İşletmeler açısından bakıldığında şirket çıkarlarının toplumsal çıkarlar ile çatışmadığı, sadece ekonomik açıdan büyümenin değil sosyal ve çevre konularının da şirket konularına dahil edildiği bir yönetim anlayışıdır.

Bugün sadece kendi sektöründe değil yönetim şekli tüm sektör oyuncuları tarafından takip edilen mercek altına alınan işletmeler ekonomik olarak büyürken topluma sağladığı katma değer de birlikte büyür. Sosyal konuları gündemine alan ve ekonomik faaliyetlerini ilgili olduğu sosyal konulara ya da katkı sağlayabileceği farklı toplumsal konulara dokunduran şirketler tüketici algısında tercih edilen marka, bulunduğu topluma hizmet eden bir üretici ve tüketicilerin kendini yakın hissettikleri yerel bir olgu haline gelir. Tüketicinin sadık davrandığı tüm işletmeler ekonomik sürdürülebilirliğini sağlamış olur.

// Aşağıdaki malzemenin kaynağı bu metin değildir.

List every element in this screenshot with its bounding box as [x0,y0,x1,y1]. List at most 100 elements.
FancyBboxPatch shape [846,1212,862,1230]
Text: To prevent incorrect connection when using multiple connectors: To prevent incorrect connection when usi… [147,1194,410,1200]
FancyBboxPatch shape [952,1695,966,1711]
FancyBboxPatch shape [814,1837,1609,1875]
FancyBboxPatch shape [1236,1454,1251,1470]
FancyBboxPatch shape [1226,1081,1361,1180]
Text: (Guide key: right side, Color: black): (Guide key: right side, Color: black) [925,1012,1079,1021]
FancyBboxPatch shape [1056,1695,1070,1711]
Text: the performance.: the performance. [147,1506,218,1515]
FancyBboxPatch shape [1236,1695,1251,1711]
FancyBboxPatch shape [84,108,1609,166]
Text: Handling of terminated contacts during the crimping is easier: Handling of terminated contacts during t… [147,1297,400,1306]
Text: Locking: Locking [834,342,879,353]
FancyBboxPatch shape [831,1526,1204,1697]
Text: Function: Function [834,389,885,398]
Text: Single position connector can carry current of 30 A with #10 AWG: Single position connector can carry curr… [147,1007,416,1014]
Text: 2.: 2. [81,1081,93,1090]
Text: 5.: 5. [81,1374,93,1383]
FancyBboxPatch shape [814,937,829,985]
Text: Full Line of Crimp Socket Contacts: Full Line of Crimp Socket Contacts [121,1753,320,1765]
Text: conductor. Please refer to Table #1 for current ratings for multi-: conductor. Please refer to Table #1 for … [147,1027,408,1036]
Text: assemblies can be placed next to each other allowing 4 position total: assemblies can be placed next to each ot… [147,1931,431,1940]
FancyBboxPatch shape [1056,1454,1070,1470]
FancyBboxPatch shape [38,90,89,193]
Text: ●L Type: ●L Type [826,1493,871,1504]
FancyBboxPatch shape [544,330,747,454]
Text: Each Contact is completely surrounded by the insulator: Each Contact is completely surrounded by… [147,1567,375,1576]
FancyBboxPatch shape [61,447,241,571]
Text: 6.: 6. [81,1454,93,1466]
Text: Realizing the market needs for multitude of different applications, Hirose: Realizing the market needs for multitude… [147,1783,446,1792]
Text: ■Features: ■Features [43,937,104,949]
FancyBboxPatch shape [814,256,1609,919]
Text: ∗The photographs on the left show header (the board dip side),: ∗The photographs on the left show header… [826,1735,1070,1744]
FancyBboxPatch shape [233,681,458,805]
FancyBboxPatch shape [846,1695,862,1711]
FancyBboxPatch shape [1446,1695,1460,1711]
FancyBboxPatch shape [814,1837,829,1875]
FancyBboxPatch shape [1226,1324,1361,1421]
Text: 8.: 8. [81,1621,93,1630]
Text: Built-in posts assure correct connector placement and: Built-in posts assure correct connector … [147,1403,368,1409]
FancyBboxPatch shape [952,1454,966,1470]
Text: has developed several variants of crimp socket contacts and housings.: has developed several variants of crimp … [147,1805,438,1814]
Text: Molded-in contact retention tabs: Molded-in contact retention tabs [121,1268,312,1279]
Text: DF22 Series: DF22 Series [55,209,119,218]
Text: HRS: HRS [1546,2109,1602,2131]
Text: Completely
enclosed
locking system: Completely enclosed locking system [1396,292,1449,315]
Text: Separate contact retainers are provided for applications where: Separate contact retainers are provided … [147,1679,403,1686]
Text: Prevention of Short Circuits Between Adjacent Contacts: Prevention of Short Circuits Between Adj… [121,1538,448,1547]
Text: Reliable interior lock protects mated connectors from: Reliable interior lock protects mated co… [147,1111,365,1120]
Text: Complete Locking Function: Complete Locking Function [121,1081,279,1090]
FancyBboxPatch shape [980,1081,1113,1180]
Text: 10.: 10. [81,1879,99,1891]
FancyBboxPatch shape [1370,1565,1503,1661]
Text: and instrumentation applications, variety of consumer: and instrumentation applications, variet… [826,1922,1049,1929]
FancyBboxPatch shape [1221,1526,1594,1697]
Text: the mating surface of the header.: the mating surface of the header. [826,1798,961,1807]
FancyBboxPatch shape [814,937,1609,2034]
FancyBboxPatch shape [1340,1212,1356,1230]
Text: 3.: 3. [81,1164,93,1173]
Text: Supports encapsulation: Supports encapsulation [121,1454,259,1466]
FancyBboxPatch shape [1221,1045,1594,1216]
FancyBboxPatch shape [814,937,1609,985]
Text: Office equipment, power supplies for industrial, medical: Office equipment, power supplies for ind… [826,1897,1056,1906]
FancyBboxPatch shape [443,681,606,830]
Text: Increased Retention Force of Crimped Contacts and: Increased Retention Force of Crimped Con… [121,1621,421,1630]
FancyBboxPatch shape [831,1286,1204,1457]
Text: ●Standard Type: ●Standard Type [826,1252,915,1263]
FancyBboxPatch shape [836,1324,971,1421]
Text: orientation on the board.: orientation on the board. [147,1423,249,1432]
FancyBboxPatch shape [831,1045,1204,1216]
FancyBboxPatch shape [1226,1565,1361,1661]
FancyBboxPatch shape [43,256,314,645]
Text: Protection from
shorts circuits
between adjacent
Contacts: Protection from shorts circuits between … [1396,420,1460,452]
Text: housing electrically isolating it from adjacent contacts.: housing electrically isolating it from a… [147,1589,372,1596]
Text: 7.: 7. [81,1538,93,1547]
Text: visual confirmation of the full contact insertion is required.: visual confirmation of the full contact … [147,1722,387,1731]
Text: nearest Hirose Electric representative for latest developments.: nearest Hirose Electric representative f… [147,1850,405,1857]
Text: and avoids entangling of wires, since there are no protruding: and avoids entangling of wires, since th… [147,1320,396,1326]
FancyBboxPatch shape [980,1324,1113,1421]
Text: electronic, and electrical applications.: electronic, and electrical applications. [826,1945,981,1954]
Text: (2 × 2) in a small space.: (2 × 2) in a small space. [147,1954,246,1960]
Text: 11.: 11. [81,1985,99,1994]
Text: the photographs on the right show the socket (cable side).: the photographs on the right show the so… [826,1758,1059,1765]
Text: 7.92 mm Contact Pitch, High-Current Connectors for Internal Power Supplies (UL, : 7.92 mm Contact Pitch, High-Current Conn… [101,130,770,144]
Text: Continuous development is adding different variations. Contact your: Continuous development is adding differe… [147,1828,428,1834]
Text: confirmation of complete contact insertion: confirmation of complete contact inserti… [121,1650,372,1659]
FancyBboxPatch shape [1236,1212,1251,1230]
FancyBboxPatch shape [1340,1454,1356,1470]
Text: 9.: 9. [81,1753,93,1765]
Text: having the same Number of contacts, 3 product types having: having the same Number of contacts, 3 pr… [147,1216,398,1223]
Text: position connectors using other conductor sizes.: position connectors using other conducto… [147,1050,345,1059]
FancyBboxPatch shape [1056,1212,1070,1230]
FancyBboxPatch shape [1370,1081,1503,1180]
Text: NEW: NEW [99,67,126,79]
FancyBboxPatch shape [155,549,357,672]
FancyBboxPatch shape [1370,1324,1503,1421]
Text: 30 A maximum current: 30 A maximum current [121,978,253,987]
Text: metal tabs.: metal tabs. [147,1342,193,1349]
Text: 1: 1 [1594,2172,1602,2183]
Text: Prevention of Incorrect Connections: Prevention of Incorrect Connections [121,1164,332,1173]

Şirketleri ve iş yapış şekillerini köklü bir şekilde etkileyecek olan sürdürülebilirlik uygulamaları şirketlere ve sektörlere göre farklılık gösteriyor. Mevcut durumun net olarak anlaşılması, risk ve fırsatların doğru bir şekilde teşhis edilmesi için büyük önem taşıyor. Gerek teknolojik gerek siyasal, ekonomik, sosyal tüm gelişmeler şirketlerin iş yapış şekillerinde değişiklik meydana getirebilir. Bu değişimi hızlı ve doğru biçimde tüketicisine yansıtan işletmeler yazımızın başında da ifade ettiğimiz gibi rekabet yaratan unsur olur. Bu gelişmeleri takip etmeyen şirketlerin varlığını sürdürebilmesi bu senaryoda mümkün gözükmüyor.

 
Şirketlerin Toplumdaki Rolü ve Sorumlulukları
 

Eski dünya düzeni şeklinde tanımlayabileceğim yakın geçmişte, şirketlerin temel amacının kar elde etmek, temel sorumluluğunun ise sadece şirket ortaklarına karşı olduğu düşüncesi hakimdi. Yeni düzen ise şirketlerin kar elde etme amacının toplumsal çıkarlar ile paralel olabileceği bir “kazan-kazan” ilişkisini tanımlıyor. Yani, artık şirketlerin sadece şirket ortaklarına karşı değil, toplumsal ortaklarına karşı da bir sorumluluğu var. Şu da bir gerçek ki; günümüzün global bilgi dünyasında şirketlerin, içinde bulundukları toplumdan bağımsız ve aykırı durması düşünülemez. Kaldı ki işletmenin tanımında şirket sermayedarlarına ekonomik kazanç sağlarken içinde bulunduğu topluma da fayda sağlıyor olması esası vardır.

 

Sürdürülebilirlik Göstergeleri
 

Sürdürülebilirlik stratejisi, temel olarak ekonomik, çevresel ve sosyal olmak üzere 3 ana gösterge üzerinden oluşturulur ve uygulanır.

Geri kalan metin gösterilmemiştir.